La cultura Sul fronte culturale, l’Umbria vanta 156 strutture culturali – il 3,5 per cento del totale italiano – e 119 biblioteche pubbliche e private, presenti in oltre due terzi dei comuni. I servizi online comunali per le famiglie sono tra i più avanzati: il 61 per cento dei comuni gestisce almeno un servizio digitale, a fronte del 53,6 per cento della media italiana.
Mencaroni «I dati sui redditi – scrive il presidente della Camera di commercio dell’Umbria, Giorgio Mencaroni – certificano una dinamica regressiva dell’Umbria che rischia di cristallizzarsi. Non possiamo accontentarci di una qualità della vita che resiste mentre l’economia arretra». E aggiunge: «Serve uno shock positivo: infrastrutture materiali e immateriali, digitalizzazione e filiere innovative. Servono scelte coraggiose».

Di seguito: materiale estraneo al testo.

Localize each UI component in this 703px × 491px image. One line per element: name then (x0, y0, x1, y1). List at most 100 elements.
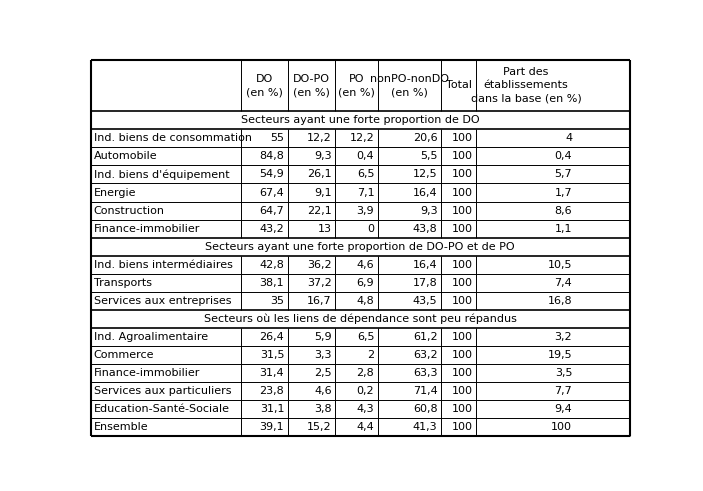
Text: 7,1: 7,1 (356, 188, 374, 197)
Text: Ind. biens intermédiaires: Ind. biens intermédiaires (94, 260, 233, 270)
Text: 16,7: 16,7 (307, 296, 332, 306)
Text: 0,4: 0,4 (356, 151, 374, 162)
Text: 8,6: 8,6 (555, 206, 572, 216)
Text: Secteurs ayant une forte proportion de DO-PO et de PO: Secteurs ayant une forte proportion de D… (205, 242, 515, 252)
Text: 100: 100 (451, 422, 472, 432)
Text: 9,3: 9,3 (420, 206, 437, 216)
Text: 63,2: 63,2 (413, 350, 437, 360)
Text: 100: 100 (451, 278, 472, 288)
Text: Construction: Construction (94, 206, 165, 216)
Text: Total: Total (446, 81, 472, 90)
Text: 12,5: 12,5 (413, 169, 437, 179)
Text: 12,2: 12,2 (307, 134, 332, 143)
Text: 9,1: 9,1 (314, 188, 332, 197)
Text: 100: 100 (451, 206, 472, 216)
Text: 6,9: 6,9 (356, 278, 374, 288)
Text: 100: 100 (451, 134, 472, 143)
Text: 64,7: 64,7 (259, 206, 284, 216)
Text: 42,8: 42,8 (259, 260, 284, 270)
Text: 67,4: 67,4 (259, 188, 284, 197)
Text: 43,8: 43,8 (413, 223, 437, 234)
Text: 9,3: 9,3 (314, 151, 332, 162)
Text: 100: 100 (451, 223, 472, 234)
Text: 4,4: 4,4 (356, 422, 374, 432)
Text: 16,4: 16,4 (413, 188, 437, 197)
Text: Services aux particuliers: Services aux particuliers (94, 386, 231, 396)
Text: Education-Santé-Sociale: Education-Santé-Sociale (94, 404, 230, 414)
Text: 5,9: 5,9 (314, 332, 332, 342)
Text: 1,7: 1,7 (555, 188, 572, 197)
Text: Transports: Transports (94, 278, 152, 288)
Text: 2: 2 (367, 350, 374, 360)
Text: 3,2: 3,2 (555, 332, 572, 342)
Text: 4,6: 4,6 (314, 386, 332, 396)
Text: Ensemble: Ensemble (94, 422, 148, 432)
Text: 100: 100 (451, 260, 472, 270)
Text: nonPO-nonDO
(en %): nonPO-nonDO (en %) (370, 74, 449, 97)
Text: 4,3: 4,3 (356, 404, 374, 414)
Text: 54,9: 54,9 (259, 169, 284, 179)
Text: 55: 55 (270, 134, 284, 143)
Text: Secteurs où les liens de dépendance sont peu répandus: Secteurs où les liens de dépendance sont… (204, 314, 517, 324)
Text: 0,2: 0,2 (356, 386, 374, 396)
Text: 13: 13 (318, 223, 332, 234)
Text: PO
(en %): PO (en %) (338, 74, 375, 97)
Text: 3,8: 3,8 (314, 404, 332, 414)
Text: 12,2: 12,2 (349, 134, 374, 143)
Text: 71,4: 71,4 (413, 386, 437, 396)
Text: 100: 100 (451, 188, 472, 197)
Text: 100: 100 (451, 296, 472, 306)
Text: 31,4: 31,4 (259, 368, 284, 378)
Text: 20,6: 20,6 (413, 134, 437, 143)
Text: 60,8: 60,8 (413, 404, 437, 414)
Text: 35: 35 (270, 296, 284, 306)
Text: 4: 4 (565, 134, 572, 143)
Text: 38,1: 38,1 (259, 278, 284, 288)
Text: 4,6: 4,6 (356, 260, 374, 270)
Text: 100: 100 (451, 386, 472, 396)
Text: 100: 100 (451, 368, 472, 378)
Text: 6,5: 6,5 (357, 332, 374, 342)
Text: 43,2: 43,2 (259, 223, 284, 234)
Text: 10,5: 10,5 (548, 260, 572, 270)
Text: 100: 100 (451, 151, 472, 162)
Text: 31,5: 31,5 (259, 350, 284, 360)
Text: DO-PO
(en %): DO-PO (en %) (293, 74, 330, 97)
Text: 63,3: 63,3 (413, 368, 437, 378)
Text: 26,4: 26,4 (259, 332, 284, 342)
Text: 22,1: 22,1 (307, 206, 332, 216)
Text: Ind. biens de consommation: Ind. biens de consommation (94, 134, 252, 143)
Text: 36,2: 36,2 (307, 260, 332, 270)
Text: Finance-immobilier: Finance-immobilier (94, 223, 200, 234)
Text: 17,8: 17,8 (413, 278, 437, 288)
Text: 16,4: 16,4 (413, 260, 437, 270)
Text: 9,4: 9,4 (555, 404, 572, 414)
Text: Ind. Agroalimentaire: Ind. Agroalimentaire (94, 332, 208, 342)
Text: 7,7: 7,7 (555, 386, 572, 396)
Text: DO
(en %): DO (en %) (246, 74, 283, 97)
Text: 2,5: 2,5 (314, 368, 332, 378)
Text: Automobile: Automobile (94, 151, 157, 162)
Text: 84,8: 84,8 (259, 151, 284, 162)
Text: 6,5: 6,5 (357, 169, 374, 179)
Text: Secteurs ayant une forte proportion de DO: Secteurs ayant une forte proportion de D… (241, 115, 479, 125)
Text: 2,8: 2,8 (356, 368, 374, 378)
Text: Energie: Energie (94, 188, 136, 197)
Text: 7,4: 7,4 (555, 278, 572, 288)
Text: 31,1: 31,1 (259, 404, 284, 414)
Text: 1,1: 1,1 (555, 223, 572, 234)
Text: 100: 100 (551, 422, 572, 432)
Text: 3,3: 3,3 (314, 350, 332, 360)
Text: 100: 100 (451, 350, 472, 360)
Text: 41,3: 41,3 (413, 422, 437, 432)
Text: 15,2: 15,2 (307, 422, 332, 432)
Text: 4,8: 4,8 (356, 296, 374, 306)
Text: Part des
établissements
dans la base (en %): Part des établissements dans la base (en… (471, 67, 581, 104)
Text: 100: 100 (451, 404, 472, 414)
Text: 61,2: 61,2 (413, 332, 437, 342)
Text: 100: 100 (451, 332, 472, 342)
Text: Finance-immobilier: Finance-immobilier (94, 368, 200, 378)
Text: Services aux entreprises: Services aux entreprises (94, 296, 231, 306)
Text: 23,8: 23,8 (259, 386, 284, 396)
Text: 16,8: 16,8 (548, 296, 572, 306)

La Cgil Sulla stessa linea il segretario regionale della Cgil, Andrea Corpetti, che avverte: «Il tessuto economico dell’Umbria si inquadra in un contesto di scarsa specializzazione e con ridotto contenuto professionale». Secondo le analisi di Cgia Mestre e Agenzia Umbria ricerche, entro il 2035 la popolazione in età lavorativa (15-64 anni) potrebbe diminuire del 9 per cento, contro una media nazionale del 7,8 per cento. Le previsioni parlano di una flessione dell’11,2 per cento a Terni e dell’8,2 per cento a Perugia, per un totale di oltre 46 mila potenziali lavoratori in meno.
Le retribuzioni A rendere più fragile il quadro occupazionale è anche il divario retributivo tra giovani e resto della popolazione. Nel 2023, i lavoratori sotto i 35 anni in Umbria – che rappresentano il 30,4 per cento del totale – hanno percepito una retribuzione media di 15.071 euro, l’8 per cento in meno della media italiana. Solo un terzo ha un contratto a tempo indeterminato full time. «È doveroso discutere di un nuovo modello di sviluppo – dice Corpetti – che favorisca la transizione ecologica, l’efficienza energetica e l’occupazione stabile».